Cet amendement d'appel a vocation à alerter sur la réalité structurelle dans laquelle évolue la sidérurgie française, un secteur profondément inséré dans un système économique mondialisé, où la nationalisation, à elle seule, ne permet pas de s’extraire des interdépendances qui conditionnent la compétitivité. En maintenant obligatoirement l’application des normes comptables IFRS, il s’agit de rappeler que l’activité sidérurgique ne saurait être appréhendée comme une activité strictement nationale.
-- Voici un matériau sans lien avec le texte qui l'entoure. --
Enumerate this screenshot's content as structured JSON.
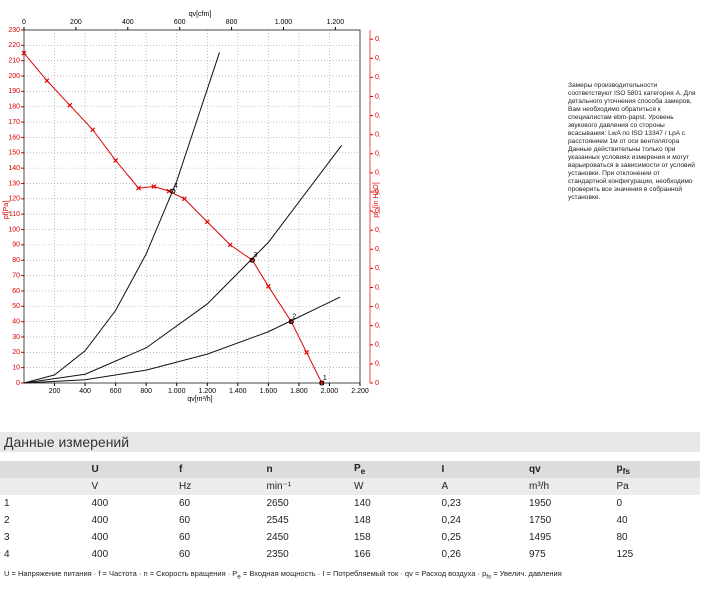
{
  "chart_data": {
    "type": "line",
    "xlabel": "qv[m³/h]",
    "x2label": "qv[cfm]",
    "ylabel": "pf[Pa]",
    "y2label": "pf_[in H2O]",
    "xlim": [
      0,
      2200
    ],
    "xticks": [
      {
        "value": 200,
        "label": "200"
      },
      {
        "value": 400,
        "label": "400"
      },
      {
        "value": 600,
        "label": "600"
      },
      {
        "value": 800,
        "label": "800"
      },
      {
        "value": 1000,
        "label": "1.000"
      },
      {
        "value": 1200,
        "label": "1.200"
      },
      {
        "value": 1400,
        "label": "1.400"
      },
      {
        "value": 1600,
        "label": "1.600"
      },
      {
        "value": 1800,
        "label": "1.800"
      },
      {
        "value": 2000,
        "label": "2.000"
      },
      {
        "value": 2200,
        "label": "2.200"
      }
    ],
    "x2lim": [
      0,
      1295
    ],
    "x2ticks": [
      0,
      200,
      400,
      600,
      800,
      {
        "value": 1000,
        "label": "1.000"
      },
      {
        "value": 1200,
        "label": "1.200"
      }
    ],
    "ylim": [
      0,
      230
    ],
    "yticks": [
      0,
      10,
      20,
      30,
      40,
      50,
      60,
      70,
      80,
      90,
      100,
      110,
      120,
      130,
      140,
      150,
      160,
      170,
      180,
      190,
      200,
      210,
      220,
      230
    ],
    "y2lim": [
      0,
      0.924
    ],
    "y2ticks": [
      {
        "value": 0,
        "label": "0"
      },
      {
        "value": 0.05,
        "label": "0,05"
      },
      {
        "value": 0.1,
        "label": "0,1"
      },
      {
        "value": 0.15,
        "label": "0,15"
      },
      {
        "value": 0.2,
        "label": "0,2"
      },
      {
        "value": 0.25,
        "label": "0,25"
      },
      {
        "value": 0.3,
        "label": "0,3"
      },
      {
        "value": 0.35,
        "label": "0,35"
      },
      {
        "value": 0.4,
        "label": "0,4"
      },
      {
        "value": 0.45,
        "label": "0,45"
      },
      {
        "value": 0.5,
        "label": "0,5"
      },
      {
        "value": 0.55,
        "label": "0,55"
      },
      {
        "value": 0.6,
        "label": "0,6"
      },
      {
        "value": 0.65,
        "label": "0,65"
      },
      {
        "value": 0.7,
        "label": "0,7"
      },
      {
        "value": 0.75,
        "label": "0,75"
      },
      {
        "value": 0.8,
        "label": "0,8"
      },
      {
        "value": 0.85,
        "label": "0,85"
      },
      {
        "value": 0.9,
        "label": "0,9"
      }
    ],
    "grid": true,
    "series": [
      {
        "color": "#e00000",
        "markers": true,
        "x": [
          0,
          150,
          300,
          450,
          600,
          750,
          850,
          950,
          1050,
          1200,
          1350,
          1495,
          1600,
          1750,
          1850,
          1950
        ],
        "values": [
          215,
          197,
          181,
          165,
          145,
          127,
          128,
          125,
          120,
          105,
          90,
          80,
          63,
          40,
          20,
          0
        ]
      },
      {
        "color": "#111111",
        "markers": false,
        "x": [
          0,
          200,
          400,
          600,
          800,
          1000,
          1280
        ],
        "values": [
          0,
          5.3,
          21,
          47.3,
          84.1,
          131.5,
          215.4
        ]
      },
      {
        "color": "#111111",
        "markers": false,
        "x": [
          0,
          400,
          800,
          1200,
          1600,
          2080
        ],
        "values": [
          0,
          5.7,
          22.9,
          51.5,
          91.6,
          154.9
        ]
      },
      {
        "color": "#111111",
        "markers": false,
        "x": [
          0,
          400,
          800,
          1200,
          1600,
          2070
        ],
        "values": [
          0,
          2.1,
          8.4,
          18.8,
          33.4,
          56
        ]
      }
    ],
    "annotations": [
      {
        "text": "1",
        "x": 1950,
        "y": 0
      },
      {
        "text": "2",
        "x": 1750,
        "y": 40
      },
      {
        "text": "3",
        "x": 1495,
        "y": 80
      },
      {
        "text": "4",
        "x": 975,
        "y": 125
      }
    ]
  },
  "note": "Замеры производительности соответствуют ISO 5801 категория A. Для детального уточнения способа замеров, Вам необходимо обратиться к специалистам ebm-papst. Уровень звукового давления со стороны всасывания: LwA по ISO 13347 / LpA с расстоянием 1м от оси вентилятора Данные действительны только при указанных условиях измерения и могут варьироваться в зависимости от условий установки. При отклонении от стандартной конфигурации, необходимо проверить все значения в собранной установке.",
  "table": {
    "title": "Данные измерений",
    "header": [
      "U",
      "f",
      "n",
      [
        "P",
        "e"
      ],
      "I",
      "qv",
      [
        "p",
        "fs"
      ]
    ],
    "units": [
      "V",
      "Hz",
      "min⁻¹",
      "W",
      "A",
      "m³/h",
      "Pa"
    ],
    "rows": [
      [
        "1",
        "400",
        "60",
        "2650",
        "140",
        "0,23",
        "1950",
        "0"
      ],
      [
        "2",
        "400",
        "60",
        "2545",
        "148",
        "0,24",
        "1750",
        "40"
      ],
      [
        "3",
        "400",
        "60",
        "2450",
        "158",
        "0,25",
        "1495",
        "80"
      ],
      [
        "4",
        "400",
        "60",
        "2350",
        "166",
        "0,26",
        "975",
        "125"
      ]
    ],
    "footnote": [
      {
        "t": "U = Напряжение питания · f = Частота · n = Скорость вращения · P"
      },
      {
        "sub": "e"
      },
      {
        "t": " = Входная мощность · I = Потребляемый ток · qv = Расход воздуха · p"
      },
      {
        "sub": "fs"
      },
      {
        "t": " = Увелич. давления"
      }
    ]
  }
}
Les sites français d’ArcelorMittal fonctionnent au sein d’une organisation européenne où la planification des volumes, la répartition des commandes, les échanges intragroupes et la formation des prix s’effectuent à l’échelle du continent. Parallèlement, la sidérurgie est confrontée à la concurrence de producteurs installés dans d’autres régions du monde, dont les coûts, les stratégies d’investissement et la structure industrielle influencent directement les prix sur les marchés internationaux. Dans un tel environnement, aucune installation ne peut se maintenir durablement sans respecter des standards de transparence, de gouvernance et de gestion financière reconnus à l’international.